A recent string of wins at the Golden Globes and Screen Actors Guild may make Sam Rockwell (“Three Billboards Outside Ebbing, Missouri”) look like a front-runner, but this category is closer than it appears. Rockwell’s precedent isn’t that strong — his score so far is higher than only two of the previous 10 supporting actor winners at this point in the process, a feat shared by primary rival Willem Dafoe (“The Florida Project”). This prize may come down to the wire.

This too remains a competitive race, although not as tight as supporting actor. Allison Janney (“I, Tonya”) has a strong lead over her rivals and has a score as high or higher than seven of 10 previous supporting actress winners. Laurie Metcalf (“Lady Bird”) is still in the mix but realistically would need a win at the BAFTAs to remain in the hunt.
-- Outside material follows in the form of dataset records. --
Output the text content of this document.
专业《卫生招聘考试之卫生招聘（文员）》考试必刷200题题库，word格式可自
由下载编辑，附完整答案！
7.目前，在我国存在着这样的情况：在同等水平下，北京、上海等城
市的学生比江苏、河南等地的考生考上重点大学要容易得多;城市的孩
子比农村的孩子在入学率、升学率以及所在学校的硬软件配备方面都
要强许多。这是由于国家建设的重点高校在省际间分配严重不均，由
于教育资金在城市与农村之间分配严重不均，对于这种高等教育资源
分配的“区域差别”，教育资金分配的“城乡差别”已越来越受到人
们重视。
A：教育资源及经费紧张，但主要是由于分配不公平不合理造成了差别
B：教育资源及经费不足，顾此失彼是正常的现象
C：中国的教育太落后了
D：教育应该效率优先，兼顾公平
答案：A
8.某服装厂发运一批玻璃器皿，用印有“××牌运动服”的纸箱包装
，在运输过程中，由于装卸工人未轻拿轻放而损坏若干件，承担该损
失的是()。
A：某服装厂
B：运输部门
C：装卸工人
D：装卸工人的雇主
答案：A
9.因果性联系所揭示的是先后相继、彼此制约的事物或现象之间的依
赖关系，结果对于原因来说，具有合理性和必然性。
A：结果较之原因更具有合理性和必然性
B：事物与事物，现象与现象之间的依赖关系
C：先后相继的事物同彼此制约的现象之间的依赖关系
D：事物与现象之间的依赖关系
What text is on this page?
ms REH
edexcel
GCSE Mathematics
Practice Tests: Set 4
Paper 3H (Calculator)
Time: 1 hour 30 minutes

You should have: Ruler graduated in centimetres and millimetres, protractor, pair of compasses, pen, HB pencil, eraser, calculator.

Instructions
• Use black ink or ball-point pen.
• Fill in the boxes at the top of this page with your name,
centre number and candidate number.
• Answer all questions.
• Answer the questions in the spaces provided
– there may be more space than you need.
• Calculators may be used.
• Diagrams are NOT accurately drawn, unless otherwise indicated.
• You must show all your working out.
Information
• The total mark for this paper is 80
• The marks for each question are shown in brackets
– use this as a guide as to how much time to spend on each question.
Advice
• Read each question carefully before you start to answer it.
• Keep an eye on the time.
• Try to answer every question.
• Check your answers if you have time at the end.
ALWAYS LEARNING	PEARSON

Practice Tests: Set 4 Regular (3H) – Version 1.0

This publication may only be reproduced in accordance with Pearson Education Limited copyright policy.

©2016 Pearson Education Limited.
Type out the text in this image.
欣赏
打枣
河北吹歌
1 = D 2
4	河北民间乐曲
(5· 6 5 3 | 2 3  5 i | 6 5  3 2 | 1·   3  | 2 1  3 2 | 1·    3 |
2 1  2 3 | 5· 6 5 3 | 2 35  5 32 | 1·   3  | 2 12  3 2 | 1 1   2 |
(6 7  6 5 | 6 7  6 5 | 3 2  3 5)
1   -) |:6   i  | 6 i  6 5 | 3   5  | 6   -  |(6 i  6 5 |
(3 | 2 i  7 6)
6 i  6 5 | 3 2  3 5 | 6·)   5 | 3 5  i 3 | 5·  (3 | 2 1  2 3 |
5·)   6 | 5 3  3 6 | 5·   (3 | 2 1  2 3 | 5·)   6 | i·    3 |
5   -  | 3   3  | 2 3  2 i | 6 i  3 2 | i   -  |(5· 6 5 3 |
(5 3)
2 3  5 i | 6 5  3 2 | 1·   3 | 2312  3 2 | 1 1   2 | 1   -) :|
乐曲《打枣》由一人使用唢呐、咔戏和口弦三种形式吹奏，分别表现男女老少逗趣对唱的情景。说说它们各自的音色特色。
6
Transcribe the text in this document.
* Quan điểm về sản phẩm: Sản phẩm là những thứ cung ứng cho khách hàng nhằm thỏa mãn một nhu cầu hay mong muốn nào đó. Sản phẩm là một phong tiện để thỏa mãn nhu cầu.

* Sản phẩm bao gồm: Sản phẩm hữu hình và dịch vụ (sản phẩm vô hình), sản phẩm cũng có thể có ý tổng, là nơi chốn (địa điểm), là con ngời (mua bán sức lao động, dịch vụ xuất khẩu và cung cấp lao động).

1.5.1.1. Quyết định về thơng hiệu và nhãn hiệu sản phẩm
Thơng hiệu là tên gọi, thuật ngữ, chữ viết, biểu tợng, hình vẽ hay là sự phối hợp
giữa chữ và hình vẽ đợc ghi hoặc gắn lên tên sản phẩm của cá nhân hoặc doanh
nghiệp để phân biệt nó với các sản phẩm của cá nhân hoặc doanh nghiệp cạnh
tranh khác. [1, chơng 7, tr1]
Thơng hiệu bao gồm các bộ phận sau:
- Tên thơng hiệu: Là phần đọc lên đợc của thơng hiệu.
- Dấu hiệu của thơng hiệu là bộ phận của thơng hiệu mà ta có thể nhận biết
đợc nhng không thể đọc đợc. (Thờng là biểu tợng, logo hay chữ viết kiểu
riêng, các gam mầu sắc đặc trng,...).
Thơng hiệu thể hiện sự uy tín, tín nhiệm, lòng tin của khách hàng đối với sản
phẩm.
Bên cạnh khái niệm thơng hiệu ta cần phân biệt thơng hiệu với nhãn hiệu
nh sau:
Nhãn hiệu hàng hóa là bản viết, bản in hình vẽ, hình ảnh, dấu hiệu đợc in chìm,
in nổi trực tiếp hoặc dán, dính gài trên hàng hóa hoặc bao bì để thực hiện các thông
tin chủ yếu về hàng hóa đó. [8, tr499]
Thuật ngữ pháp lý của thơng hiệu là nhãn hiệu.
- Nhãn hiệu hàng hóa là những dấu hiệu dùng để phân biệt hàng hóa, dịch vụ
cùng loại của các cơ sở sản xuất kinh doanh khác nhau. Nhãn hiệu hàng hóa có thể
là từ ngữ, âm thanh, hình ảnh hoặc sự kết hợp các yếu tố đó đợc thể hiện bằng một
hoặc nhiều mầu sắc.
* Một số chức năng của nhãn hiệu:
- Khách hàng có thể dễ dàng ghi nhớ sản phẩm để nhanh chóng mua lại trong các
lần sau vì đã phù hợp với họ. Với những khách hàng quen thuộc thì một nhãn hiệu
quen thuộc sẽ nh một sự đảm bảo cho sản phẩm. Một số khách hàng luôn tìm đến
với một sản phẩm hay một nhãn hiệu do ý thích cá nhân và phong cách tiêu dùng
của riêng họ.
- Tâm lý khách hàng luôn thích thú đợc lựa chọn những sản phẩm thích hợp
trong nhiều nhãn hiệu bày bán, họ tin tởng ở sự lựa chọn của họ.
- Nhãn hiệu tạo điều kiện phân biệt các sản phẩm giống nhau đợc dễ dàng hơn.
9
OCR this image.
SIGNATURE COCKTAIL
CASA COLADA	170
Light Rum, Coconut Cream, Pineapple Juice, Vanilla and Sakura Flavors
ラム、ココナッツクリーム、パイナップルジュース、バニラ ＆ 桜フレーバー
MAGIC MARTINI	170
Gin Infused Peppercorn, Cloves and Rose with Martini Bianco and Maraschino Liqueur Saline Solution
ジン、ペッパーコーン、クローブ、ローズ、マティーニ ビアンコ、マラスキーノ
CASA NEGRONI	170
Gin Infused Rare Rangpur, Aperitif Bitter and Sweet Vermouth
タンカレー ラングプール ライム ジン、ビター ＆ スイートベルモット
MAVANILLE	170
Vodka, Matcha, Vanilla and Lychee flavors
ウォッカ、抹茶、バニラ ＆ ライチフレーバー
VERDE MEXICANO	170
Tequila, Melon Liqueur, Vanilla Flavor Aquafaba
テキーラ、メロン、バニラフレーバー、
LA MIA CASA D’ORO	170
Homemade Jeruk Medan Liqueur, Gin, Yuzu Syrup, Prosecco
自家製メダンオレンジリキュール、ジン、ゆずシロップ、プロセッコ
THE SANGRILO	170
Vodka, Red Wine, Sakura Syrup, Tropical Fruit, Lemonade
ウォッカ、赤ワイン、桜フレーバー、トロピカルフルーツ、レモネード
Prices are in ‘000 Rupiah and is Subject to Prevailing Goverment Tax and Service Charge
This projection means nothing until the Directors Guild of America Awards, so we wouldn’t advise you pay too much attention to the ordering here yet. The winner of the DGA award went on to win best director in 21 of the past 25 years, making the DGAs a ridiculously strong indicator. Whoever wins that is the instant and likely permanent front-runner. For now, Guillermo del Toro (“The Shape of Water”) has the inside track.

Baring a late surge at the BAFTAs or the DGAs from “Lady Bird” or “Dunkirk,” we’re pretty much down to a two-picture race for best picture. “The Shape of Water” and “Three Billboards Outside Ebbing, Missouri” — incidentally, both from Fox Searchlight — are the only movies that look like previous winners so far. But neither has a particularly decisive case to be called the front-runner. Each film has outscored only one or two previous best picture winners, so it’s still super premature to pick a favorite in this category. We’ll be looking to those remaining two insider awards to identify either the leading contender of the pair or the surprise spoiler from outside, but it’s looking like a Fox Searchlight vs. Fox Searchlight race.


  1. It’s not perfect, but we’re open about our methodologies, and this year we’re also showing you how previous winners stacked up at this point in the process to get some needed context for each race. Insider awards are twice as valuable as outsider awards, and a nomination without a win gets you a fifth of the points.

Walt Hickey was FiveThirtyEight’s chief culture writer.